The power of fuckbonnet, shitsquib, fuckstumbling, douchenozzle, Fuckface von Clownstick, shitwhistle, cockbucket, can be captured through a simple formula: the "pyrrhic foot" of a "familiar profanity compounded with a non-profane word of two unaccented syllables."
The formula is especially good for coming up with nongendered swears that are not slurs, which is useful if you're trying to insult an individual, rather than give offense to a whole demographic category, gender, or nationality.
The best of these mean nothing, but sound wonderful, evocative and fun to say. They are deployed by "swear nerds," a coinage of New York Times Magazine story editor Willy Staley, meaning people who like their profanity fresh, imaginative, and exciting.

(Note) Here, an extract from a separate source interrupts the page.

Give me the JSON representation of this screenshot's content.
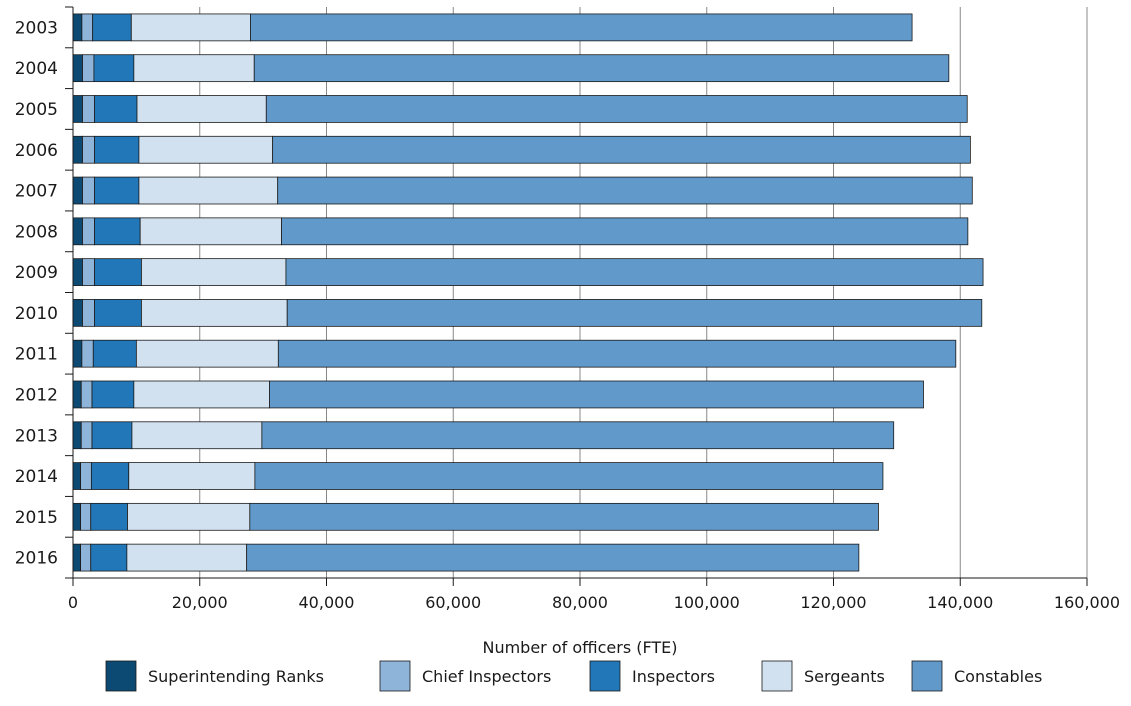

“Fuckbonnet” is a swear-pyrrhic compound. The double-n in the middle and stop consonant at the end make it fun to say, but — and this is crucial — the insult itself does not say anything. What is a fuckbonnet, exactly? Is it something you wear when you get…? Is it a hat that has fallen out of fashion and is now only good for…? There’s no discernible meaning behind the word; it only expresses contempt and the author’s vain originality. I submit that this aspect of the new swears is a feature, not a bug. The reason this formula has become so popular in our time is that it conveys the author’s outrage without running the risk of actually insulting anybody.